Prescription, or the statute of limitations, was also thought to bar the prosecution of a case against a priest abuser. The 1983 code established a five-year period of prescription in the prosecution of a delict. Since ­victims of child abuse sometimes do not bring accusations to the attention of church authorities until many decades after the abuse has occurred, prescription would bar the canonical action.

In the case of the serial child abusers, however, diocesan records indicate that church authorities were often aware of multiple allegations within the canonical statute of limitations. Moreover, Cafardi astutely points to a 1962 Vatican instruction that reserved the delict of clergy ­sexual abuse to the Holy See. The reservation had the effect of suspending canonical prescription in a case of clergy sexual abuse. A 2004 study from John Jay College of Criminal Justice demonstrated that the vast majority of the abuse was perpetrated from 1965 to 1983. In 1994, the Holy See changed the prescription period to run for ten years from a minor’s eighteenth birthday. In fact, the recent practice of the Congregation for the Doctrine of the Faith has been to waive the prescription period in cases of clergy sexual abuse.

Still, the real problem in prosecuting clergy sexual-abuse cases was, according to Cafardi, not canon law itself.
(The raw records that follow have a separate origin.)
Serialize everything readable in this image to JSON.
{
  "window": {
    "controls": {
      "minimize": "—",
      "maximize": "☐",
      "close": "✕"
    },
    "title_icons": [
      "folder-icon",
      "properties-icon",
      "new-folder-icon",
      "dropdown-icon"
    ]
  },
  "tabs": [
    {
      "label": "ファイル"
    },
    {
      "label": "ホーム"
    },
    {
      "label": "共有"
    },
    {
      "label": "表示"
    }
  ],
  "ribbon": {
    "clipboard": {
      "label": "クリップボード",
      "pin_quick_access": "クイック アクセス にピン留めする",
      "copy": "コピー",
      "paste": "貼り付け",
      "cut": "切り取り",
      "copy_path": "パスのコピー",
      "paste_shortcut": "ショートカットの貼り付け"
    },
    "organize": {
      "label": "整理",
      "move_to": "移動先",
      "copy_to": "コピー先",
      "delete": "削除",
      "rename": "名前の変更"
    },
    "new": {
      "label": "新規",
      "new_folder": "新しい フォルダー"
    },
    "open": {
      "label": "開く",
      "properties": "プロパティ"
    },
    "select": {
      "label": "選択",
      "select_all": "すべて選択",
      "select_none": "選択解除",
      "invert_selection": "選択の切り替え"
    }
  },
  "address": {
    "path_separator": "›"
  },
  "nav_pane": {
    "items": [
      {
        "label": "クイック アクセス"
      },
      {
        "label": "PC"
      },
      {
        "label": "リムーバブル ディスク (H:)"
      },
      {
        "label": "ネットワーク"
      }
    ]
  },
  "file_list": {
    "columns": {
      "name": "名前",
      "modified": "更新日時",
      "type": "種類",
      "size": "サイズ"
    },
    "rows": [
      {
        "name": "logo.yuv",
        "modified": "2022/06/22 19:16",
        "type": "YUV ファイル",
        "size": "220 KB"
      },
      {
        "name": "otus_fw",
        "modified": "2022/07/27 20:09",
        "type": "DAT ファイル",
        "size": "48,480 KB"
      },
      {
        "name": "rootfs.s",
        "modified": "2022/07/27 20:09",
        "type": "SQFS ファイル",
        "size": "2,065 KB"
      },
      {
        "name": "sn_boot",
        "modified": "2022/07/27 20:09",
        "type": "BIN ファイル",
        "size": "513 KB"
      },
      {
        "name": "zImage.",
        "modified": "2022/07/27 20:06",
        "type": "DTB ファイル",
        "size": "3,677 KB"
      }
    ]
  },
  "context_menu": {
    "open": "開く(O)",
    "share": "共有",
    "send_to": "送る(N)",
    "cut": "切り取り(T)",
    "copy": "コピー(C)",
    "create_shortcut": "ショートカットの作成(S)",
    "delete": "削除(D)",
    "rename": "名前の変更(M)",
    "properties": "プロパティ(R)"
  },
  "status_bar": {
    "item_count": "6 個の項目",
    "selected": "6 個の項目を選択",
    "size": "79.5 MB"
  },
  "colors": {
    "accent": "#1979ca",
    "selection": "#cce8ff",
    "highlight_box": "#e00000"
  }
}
Rather, the problem was that bishops adopted a psychological model that excluded canon law, and they routinely sent priests accused of sexual abuse for psychological evaluation and treatment. The psychological route was thought to constitute a more “pastoral” approach than that of canon law; but, as Cafardi shows, the bishops often ended up reassigning such priests to ministry positions and failing to adopt elementary precautionary measures.

It is fair to say that the canon lawyers, psychologists, bishops, and religious superiors who favored the psychological model were not acting in bad faith; they genuinely believed the psychological approach to be correct. It is equally fair to observe that, if the canon law of the Church had been followed, some of the individual and communal injury would have been prevented.
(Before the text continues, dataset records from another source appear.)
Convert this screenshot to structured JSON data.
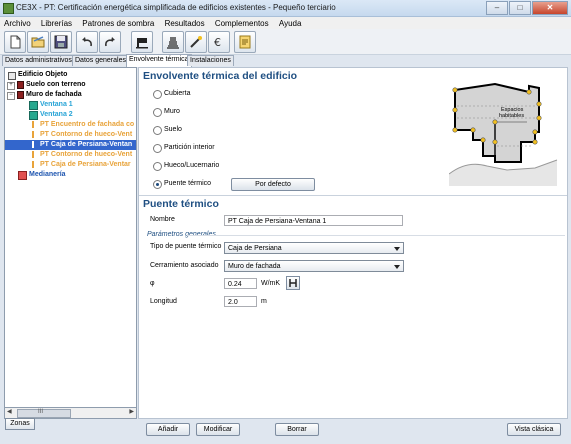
{
  "window": {
    "title": "CE3X - PT: Certificación energética simplificada de edificios existentes - Pequeño terciario"
  },
  "menu": [
    "Archivo",
    "Librerías",
    "Patrones de sombra",
    "Resultados",
    "Complementos",
    "Ayuda"
  ],
  "toolbar": {
    "icons": [
      "new-file-icon",
      "open-folder-icon",
      "save-icon",
      "undo-icon",
      "redo-icon",
      "flag-icon",
      "building-icon",
      "wand-icon",
      "euro-icon",
      "document-icon"
    ]
  },
  "tabs": [
    "Datos administrativos",
    "Datos generales",
    "Envolvente térmica",
    "Instalaciones"
  ],
  "active_tab": "Envolvente térmica",
  "tree": {
    "root": "Edificio Objeto",
    "items": [
      "Suelo con terreno",
      "Muro de fachada",
      "Ventana 1",
      "Ventana 2",
      "PT Encuentro de fachada co",
      "PT Contorno de hueco-Vent",
      "PT Caja de Persiana-Ventan",
      "PT Contorno de hueco-Vent",
      "PT Caja de Persiana-Ventar",
      "Medianería"
    ],
    "scroll_mark": "III",
    "zonas_button": "Zonas"
  },
  "envolvente": {
    "title": "Envolvente térmica del edificio",
    "options": [
      "Cubierta",
      "Muro",
      "Suelo",
      "Partición interior",
      "Hueco/Lucernario",
      "Puente térmico"
    ],
    "selected": "Puente térmico",
    "default_button": "Por defecto",
    "diagram_label_1": "Espacios",
    "diagram_label_2": "habitables"
  },
  "puente": {
    "title": "Puente térmico",
    "name_label": "Nombre",
    "name_value": "PT Caja de Persiana-Ventana 1",
    "section_label": "Parámetros generales",
    "type_label": "Tipo de puente térmico",
    "type_value": "Caja de Persiana",
    "cerramiento_label": "Cerramiento asociado",
    "cerramiento_value": "Muro de fachada",
    "phi_label": "φ",
    "phi_value": "0.24",
    "phi_unit": "W/mK",
    "length_label": "Longitud",
    "length_value": "2.0",
    "length_unit": "m"
  },
  "buttons": {
    "add": "Añadir",
    "modify": "Modificar",
    "delete": "Borrar",
    "classic": "Vista clásica"
  },
  "colors": {
    "heading": "#1f4f82",
    "tree_pt": "#e8a33a",
    "tree_selected": "#3366cc",
    "tree_link": "#1f56b0"
  }
}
Having served as a member of the National Review Board established by the bishops in the wake of the 2002 crisis, Cafardi does not write to point blame. The final chapter of his book lists the “canonical lessons to be learned” from the sexual-abuse crisis. Among these is the suggestion that the penal process in canon law be adjusted to address a case of clergy sexual abuse as fairly as possible. Before Dallas also calls for more transparency surrounding the way in which the church authorities respond to a case of sexual abuse.

Nicholas Cafardi has performed a service to all who seek to understand the 2002 crisis. It is, of course, not within the scope of a study entitled Before Dallas to treat the issues raised by the policies the bishops adopted at their 2002 Dallas meeting, especially with regard to the rights of the accused priest. Given its carefully defined parameters, this well-researched book is a balanced and authoritative account of the events leading to Dallas. For this reason, the study represents an important resource for canonists and other scholars. From a more general perspective, the book’s description of the bishops’ antinomian approach to canon law and preference for the psychological model teaches a lesson about the rule of canon law in the life of the Catholic Church. The proper functioning of canon law remains essential in fulfilling John Paul II’s vision of the Church as a mirror of justice.

Father John J. Coughlin, O.F.M. , is professor of law at the University of Notre Dame.